Burada Türkiye Finansal Raporlama Standartları (TFRS) 3’ün “Muhasebeleştirme koşulları” bölümündeki 13 no.lu paragrafa göre;

” Edinen işletmenin muhasebeleştirme prensibini ve koşullarını uygulaması, edinilen işletmenin daha önce kendi finansal tablolarında varlık ve borç olarak muhasebeleştirmediği bazı varlık ve borçların muhasebeleştirilmesine neden olabilir. Örneğin edinen işletme, edinilen işletmenin içsel olarak geliştirdiği ve ilgili maliyetleri giderleştirdiği için finansal tablolarında varlık olarak muhasebeleştirmediği marka ismi, patent veya müşteri ilişkileri gibi edinilen tanımlanabilir maddi olmayan duran varlıkları muhasebeleştirir.”

Bir başka ifadeyle, bir maddi olmayan duran varlık olan marka, satın alma ve/veya birleşme yoluyla devralma şeklinde elde edilirse bilançoya alınabilir.

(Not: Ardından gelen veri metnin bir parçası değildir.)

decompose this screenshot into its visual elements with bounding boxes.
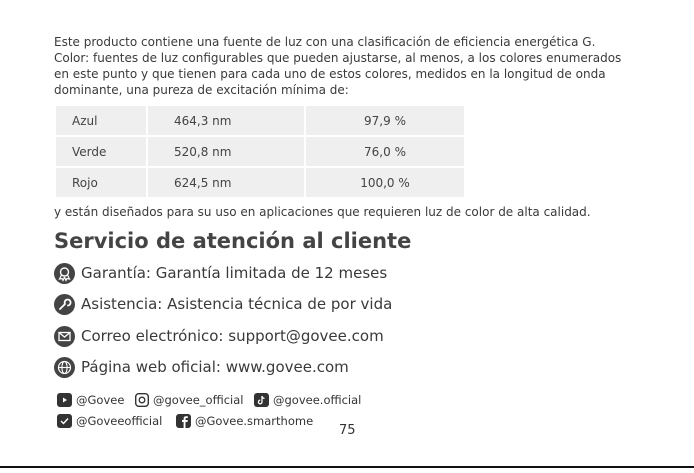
tiktok-icon <box>254 393 269 407</box>
table-row: Azul 464,3 nm 97,9 % <box>54 104 466 137</box>
contact-item: Asistencia: Asistencia técnica de por vi… <box>54 293 392 315</box>
text-line: dominante, una pureza de excitación míni… <box>54 83 349 97</box>
instagram-icon <box>135 393 149 407</box>
cell: 464,3 nm <box>146 104 306 137</box>
cell: 100,0 % <box>304 166 466 199</box>
contact-item: Garantía: Garantía limitada de 12 meses <box>54 262 387 284</box>
social-handle: @Goveeofficial <box>57 413 162 429</box>
item-text: Correo electrónico: support@govee.com <box>81 327 384 345</box>
cell: 520,8 nm <box>146 135 306 168</box>
youtube-icon <box>57 393 72 407</box>
cell: Azul <box>54 104 148 137</box>
item-text: Asistencia: Asistencia técnica de por vi… <box>81 295 393 313</box>
contact-item: Correo electrónico: support@govee.com <box>54 325 384 347</box>
color-table: Azul 464,3 nm 97,9 % Verde 520,8 nm 76,0… <box>54 104 466 199</box>
social-handle: @govee.official <box>254 392 361 408</box>
table-row: Verde 520,8 nm 76,0 % <box>54 135 466 168</box>
cell: Rojo <box>54 166 148 199</box>
cell: 624,5 nm <box>146 166 306 199</box>
warranty-icon <box>54 262 75 284</box>
bottom-rule <box>0 466 694 468</box>
cell: 76,0 % <box>304 135 466 168</box>
social-handle: @govee_official <box>135 392 243 408</box>
handle-text: @Govee <box>76 393 125 407</box>
handle-text: @govee_official <box>153 393 244 407</box>
cell: 97,9 % <box>304 104 466 137</box>
page-number: 75 <box>339 423 356 438</box>
twitter-icon <box>57 414 72 428</box>
cell: Verde <box>54 135 148 168</box>
handle-text: @Goveeofficial <box>76 414 163 428</box>
text-line: Color: fuentes de luz configurables que … <box>54 51 622 65</box>
after-table-text: y están diseñados para su uso en aplicac… <box>54 205 591 219</box>
intro-paragraph: Este producto contiene una fuente de luz… <box>54 34 654 98</box>
handle-text: @Govee.smarthome <box>195 414 314 428</box>
text-line: Este producto contiene una fuente de luz… <box>54 35 596 49</box>
handle-text: @govee.official <box>273 393 362 407</box>
social-handle: @Govee <box>57 392 124 408</box>
section-title: Servicio de atención al cliente <box>54 229 412 253</box>
email-icon <box>54 325 75 347</box>
facebook-icon <box>176 414 191 428</box>
text-line: en este punto y que tienen para cada uno… <box>54 67 606 81</box>
table-row: Rojo 624,5 nm 100,0 % <box>54 166 466 199</box>
item-text: Garantía: Garantía limitada de 12 meses <box>81 264 388 282</box>
web-icon <box>54 356 75 378</box>
item-text: Página web oficial: www.govee.com <box>81 358 349 376</box>
social-handle: @Govee.smarthome <box>176 413 313 429</box>
contact-item: Página web oficial: www.govee.com <box>54 356 349 378</box>
support-icon <box>54 293 75 315</box>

Bilanço dipnotunda bilgi verilebilir mi?

İşletmelerde sahip oldukları markalar yıllar içinde oluşmakta ve bu sahip olma/marka oluşturma olgusu içinde birçok gider gerçekleşmektedir. Bu harcamalar gider olarak muhasebeleşmektedir.

Bu çerçeveden baktığımızda işletme içinde yaratılan marka değeri bilanço üstü/dışı bir değer olarak ortaya çıkmaktadır.

Ancak işletme içinde, işletme dışında bilgi kullanıcıları işletmenin marka değerini bilmek isterler. Bilançolara alınamayan işletmenin kendi içinde yarattığı marka değeri mevcut marka değerleme yöntemleriyle belirlenerek bilanço dipnotlarında gösterilmesi gerek bilgi kullanıcıları gerekse işletme yönetimi açısından faydalı olur.

Yabancı firmalarla bir ortaklık yada yatırım düşünüldüğünde ilk bakılacak teknik değerlemeden birside bu “marka değeridir”.

Çünkü işletmenin “marka değerinin” finansal durumunun önemli bir parçası olduğu işletmenin bir karne notudur.